Wednesday 12 June 2019
Today was busy, with the morning deciding on specs for two purchase, a Mud Bucket for the tractor and water tanks for the site.
A Mud Bucket is the business end of a backhoe but has a wider bucket or digging width compared to the typical trench digging bucket you see on most excavators. As I'll be using the excavator to form the driveway, together with the front end loader (typically called a FEL), the trenching bucket would be painfully slow when required for certain digging actions.
So after advice from the dealer where I bought BX, I got onto OzBuckets to order a 800mm wide Mud Bucket. It'll take just three days to fabricate and paint (I'm going for black, not orange) and I can drive down to Brisbane and pick it up if delivery is more expensive than diesel.
Below is my own birthday present, a Kubota BX23S compact tractor. This tool is remarkably capable as a Swiss army knife. It can do so many things, carry stuff, dig holes or trenches, move dirt, level dirt, pick up heavy items, etc. It has a '4 in 1' FEL, which means it splits in half so you can grab stuff with it too.
I also had a 'Thumb' added to the excavator backhoe which can also grasp things to move or lift things; handy. I think I'll call it 'Mr Mitarai' as Canon actually paid for it via my redundancy. It's a tough little bugger just like the old boss, except for the colour.
My birthday present from myself: 'Mr Mitarai' a Kubota BX23s. Very easy to use once you map your brain to the myriad controls. Only bogged myself twice so far. Greasing is fun, and easy to make a big mess.
I also had been procrastinating for ages on what type and size of water tanks to install, either for temporary or permeant use. Gal slimness look the nicest to me, but are pretty expensive for high volume tanks. As we won;t be making a feature of them poly is a more sensible purchase per gal stored. The lack of love for poly is driven by the common cream and light green table that are everywhere, which just look cross and get dirty too. lately darker colours are available which surprisingly blending into backgrounds far better.
Robert and Gail, ex Sydney friends who made the move north about 20 years ago recommended getting the biggest ones you can, or as much storage as is reasonable. While living in the van one gets use to minimal water use, but once at Doonan and in a 'real' house I don't want to be water shy particularly when its just running off the roof for free.
After getting a lot of quotes I settled on a couple (2) of 5000gal (27k litres) poly tanks in colour bond Charcoal, a dark grey. These are pretty big at 4m diameters, so they will take up a bit space. However they will also shield the van from the street to some extent when initially positioned. With those two tasks completed and the bank balance reduced further it was onto the site to meet an electrician and await the container's delivery.
Temporary Power
Before moving the van onsite, power will be needed. This could be by solar (seemingly still a black art and plagued by shysters, temporary power connection or generator.
I'm starting with a temporary service as 1st preference so have met a few local electricians by referral to price connection to the existing underground power box.

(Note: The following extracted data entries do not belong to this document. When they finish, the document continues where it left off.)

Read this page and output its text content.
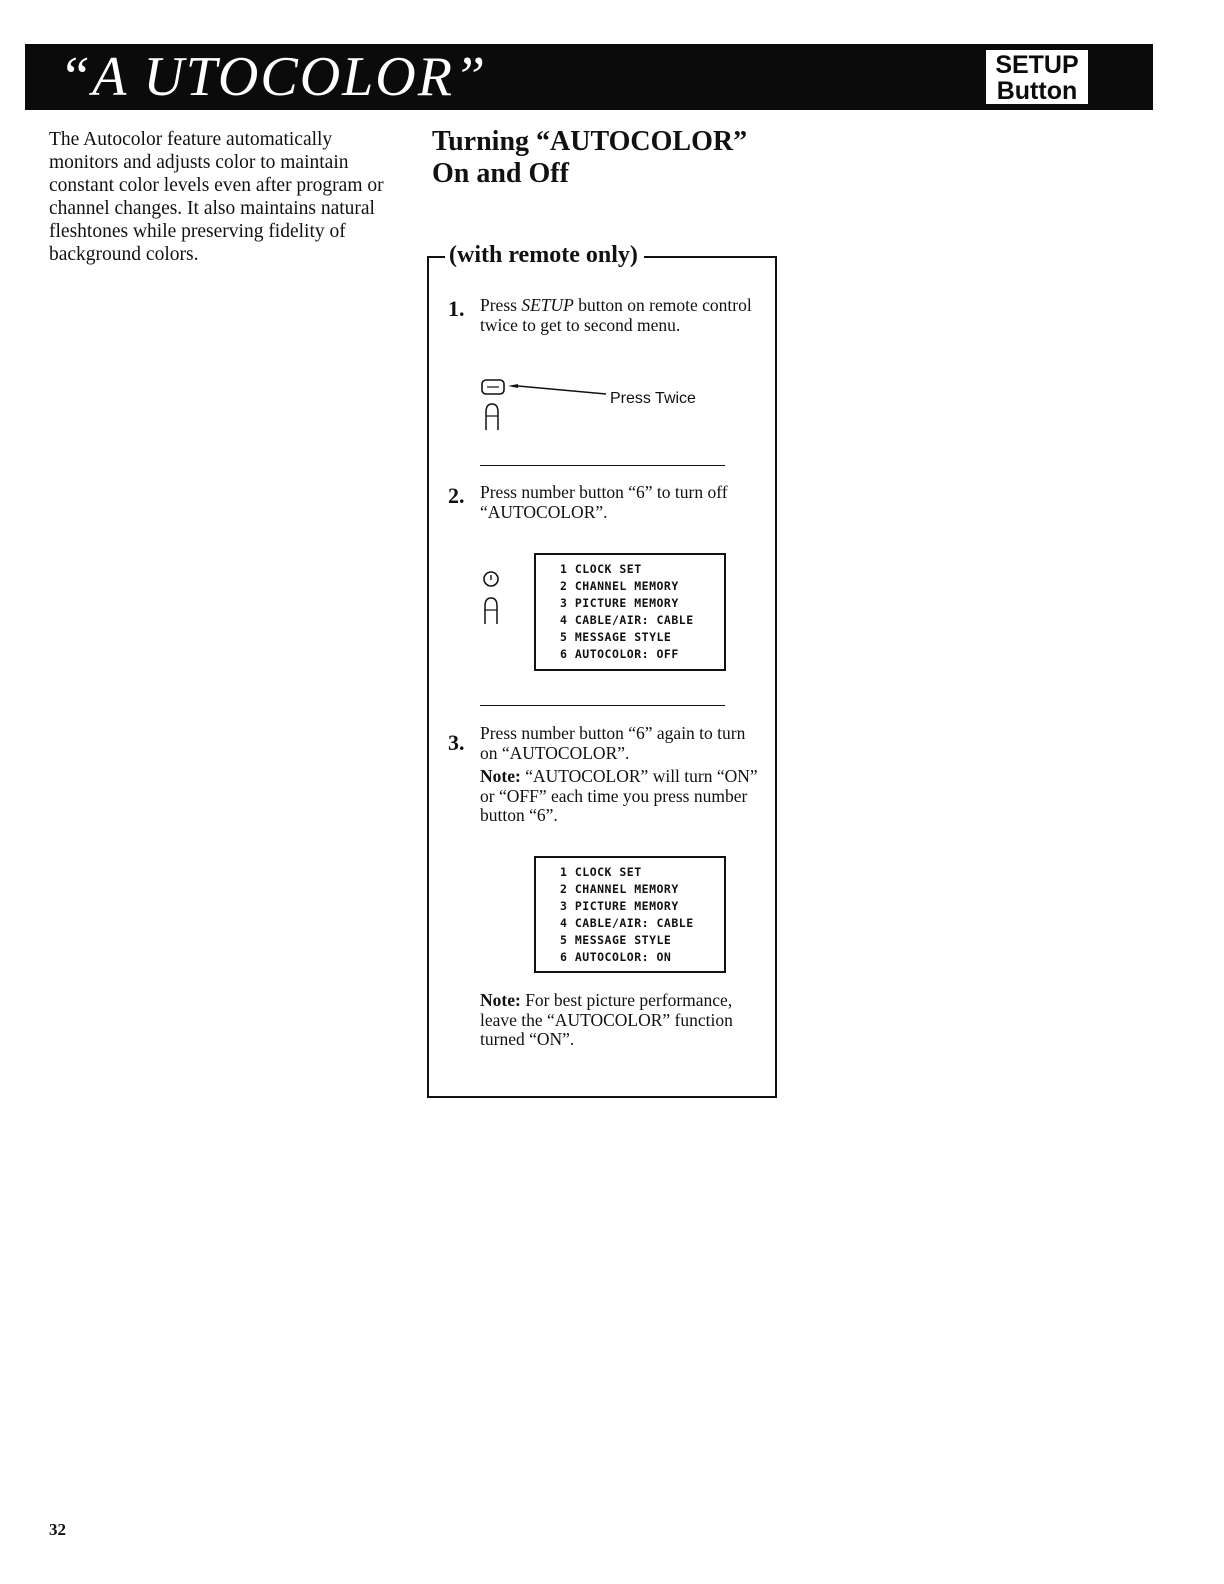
“A UTOCOLOR”	SETUP
Button
The Autocolor feature automatically monitors and adjusts color to maintain constant color levels even after program or channel changes. It also maintains natural fleshtones while preserving fidelity of background colors.
Turning “AUTOCOLOR”
On and Off
(with remote only)
1. Press SETUP button on remote control twice to get to second menu.
Press Twice
2. Press number button “6” to turn off “AUTOCOLOR”.
1 CLOCK SET
2 CHANNEL MEMORY
3 PICTURE MEMORY
4 CABLE/AIR: CABLE
5 MESSAGE STYLE
6 AUTOCOLOR: OFF
3. Press number button “6” again to turn on “AUTOCOLOR”.
Note: “AUTOCOLOR” will turn “ON” or “OFF” each time you press number button “6”.
1 CLOCK SET
2 CHANNEL MEMORY
3 PICTURE MEMORY
4 CABLE/AIR: CABLE
5 MESSAGE STYLE
6 AUTOCOLOR: ON
Note: For best picture performance, leave the “AUTOCOLOR” function turned “ON”.
32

This installation iss pretty simple however due to a number of things its a bit early to be digging trenches for this cable to lay. The main thing being the need to do some excavation around the areas where the cable will sit, such as the driveway site and the change of ground level required too sit the guest room.
I can't do too much excavation prior to BA approval. so the solution will be:
- excavate and profile a temporary driveway. As the building footprint was pegged out last week especially for this purpose, I now know where to start cutting this in. a temporary driveway will also allow trialling its suitable location, width and grade, all a handy thing to do before a permeant surface is installed.
- excavate behind the Guest Bed to get to the required floor level and shape the resulting slope.
As the Guest Bed is next to the driveway I'll be able to merge these two excavations (for all intent and purpose) and subsequently have what will be close to the permanent ground profile the power cable will underlay. That simply means I can dig the power trench once not have to retrench iy to do the driveway. So I have a few quotes, just need the time now to do the excavations.
Temporary Storage:
Once again I thought long and hard about storage and working facilities during the initial build sequence. Options were:
- a tent;
- a shed;
- a container; or
- combinations of all the above.
A container although expensive, will provide good water proofing, easy of assembly, and fairly importantly security for tractor and tools when we aren't on site. It's like a big safe.
I have been watching Gumtree and FB Marketplace to get a gauge on what costs what for some time. and with the need now getting close I pounced on a 20 footer which was actually for sale in the same area. Had a look and it was very solid and clean, dark red in colour but we'll repaint Charcoal as the tanks. Best thing was the owners gave me a contact that was very reasonable, only $143 to pick top and drop at my place, not two to three hundred other places were quoting.
So today I'm the proud owner of a maroon 20 foot container. It'll be up for sale as soon as not required any longer. Let me know if your interested :).
I had it dropped in the middle of the site as its final position will require the ground to be raised and levelled using the soil from the driveway excuvation. So it will have to be moved again in a few weeks, but it can be painted where it is, inside (white) and outside of course.